Orang Rimba sangat tidak
terbiasa ke rumah sakit, apa lagi sampai menginap. Administrasi rumah
sakit yang berbelit-belit juga membuat Orang Rimba malas berurusan
dengan RS. Di lain pihak, rumah sakit juga enggan menangani Orang Rimba
karena dianggap kumuh memiliki magic.
"Di sinilah peran kita
melakukan pendampingan terhadap Orang Rimba dalam mendapatkan pelayanan
kesehatan. Begitu juga kita juga memberikan pengertian kepada petugas
kesehatan," jelas Kris.
Kris mengharapkan rumah sakit pemerintah
memberikan pelayanan yang sederhana kepada masyarakat. Sebab jalur
administrasi yang berbelit-belit, terutama pada masyarakat pengguna
Jamkesmas, kadang membuat masyarakat enggan ke rumah sakit pemerintah.
"Kalau
masyarakat desa saja kadang sudah jengkel, apa lagi Orang Rimba.
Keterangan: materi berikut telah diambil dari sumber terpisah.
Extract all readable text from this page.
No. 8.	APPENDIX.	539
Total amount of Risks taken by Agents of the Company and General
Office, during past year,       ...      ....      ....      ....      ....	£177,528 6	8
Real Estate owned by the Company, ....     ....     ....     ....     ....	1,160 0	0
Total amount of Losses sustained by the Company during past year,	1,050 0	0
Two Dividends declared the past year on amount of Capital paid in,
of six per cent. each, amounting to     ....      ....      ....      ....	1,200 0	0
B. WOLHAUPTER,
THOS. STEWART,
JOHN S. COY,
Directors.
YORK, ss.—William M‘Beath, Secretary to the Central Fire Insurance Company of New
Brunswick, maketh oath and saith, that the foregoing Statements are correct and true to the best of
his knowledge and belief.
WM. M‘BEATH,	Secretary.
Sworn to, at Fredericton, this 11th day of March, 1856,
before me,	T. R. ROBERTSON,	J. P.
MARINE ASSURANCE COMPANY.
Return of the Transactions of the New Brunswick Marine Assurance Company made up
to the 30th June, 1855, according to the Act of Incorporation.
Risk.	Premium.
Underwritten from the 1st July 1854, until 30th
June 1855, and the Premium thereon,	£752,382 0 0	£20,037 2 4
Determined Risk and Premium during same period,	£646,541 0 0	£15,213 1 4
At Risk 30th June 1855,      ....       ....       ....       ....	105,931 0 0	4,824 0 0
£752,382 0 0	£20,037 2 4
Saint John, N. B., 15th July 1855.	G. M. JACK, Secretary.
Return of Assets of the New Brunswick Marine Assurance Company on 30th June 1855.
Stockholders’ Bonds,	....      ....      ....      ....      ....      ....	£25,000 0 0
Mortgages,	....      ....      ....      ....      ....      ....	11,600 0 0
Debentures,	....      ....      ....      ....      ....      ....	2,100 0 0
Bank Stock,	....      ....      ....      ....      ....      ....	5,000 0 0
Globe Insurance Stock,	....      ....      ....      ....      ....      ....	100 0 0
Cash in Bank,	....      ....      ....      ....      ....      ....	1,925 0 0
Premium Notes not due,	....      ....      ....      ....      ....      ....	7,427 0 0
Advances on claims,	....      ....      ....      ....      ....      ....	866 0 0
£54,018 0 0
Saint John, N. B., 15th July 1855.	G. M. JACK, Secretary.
Kita
berharap pada pola yang lebih sederhana jika Orang Rimba mengunjungi
rumah sakit, dari mulai pendaftaran pasien hingga bisa memperoleh obat,
jangan dipersulit," harap Kris.
Selain itu yang juga penting
adalah adanya dukungan pemerintah, baik kecamatan, kabupaten dan
provinsi dalam melayani Orang Rimba. Mestinya tidak ada batasan
administratif yang memisahkan Orang Rimba dengan pusat pelayanan
kesehatan, sebab ada kelompok yang secara administratif tergabung ke
kabupaten tertentu, namun secara akses akan dekat dengan kabupatan
lainnya.
"Ini harusnya tak jadi penghalang untuk Orang Rimba
mendapatkan pelayanan dan tentu juga diharapkan dukungan pendanaan yang
memadai, apakah melalui program Jamkesmas ataupun Jamkesda," sebut anak
kedua dari tiga bersaudara ini.
Hal lainnya yang juga penting dan
mendesak untuk dilakukan adalah menumbuhkan kesadaran pihak-pihak
pelayanan kesehatan untuk mengunjungi kelompok-kelompok Orang Rimba,
baik untuk memberikan pelayanan kesehatan langsung, atau pun memberikan
penyuluhan.
"Dan juga penting adalah pelatihan dan penyuluhan
dukun beranak. Selama ini sudah kita coba lakukan, namun tentu hasilnya
akan maksimal jika di dukung oleh pemerintah," ujar Kris.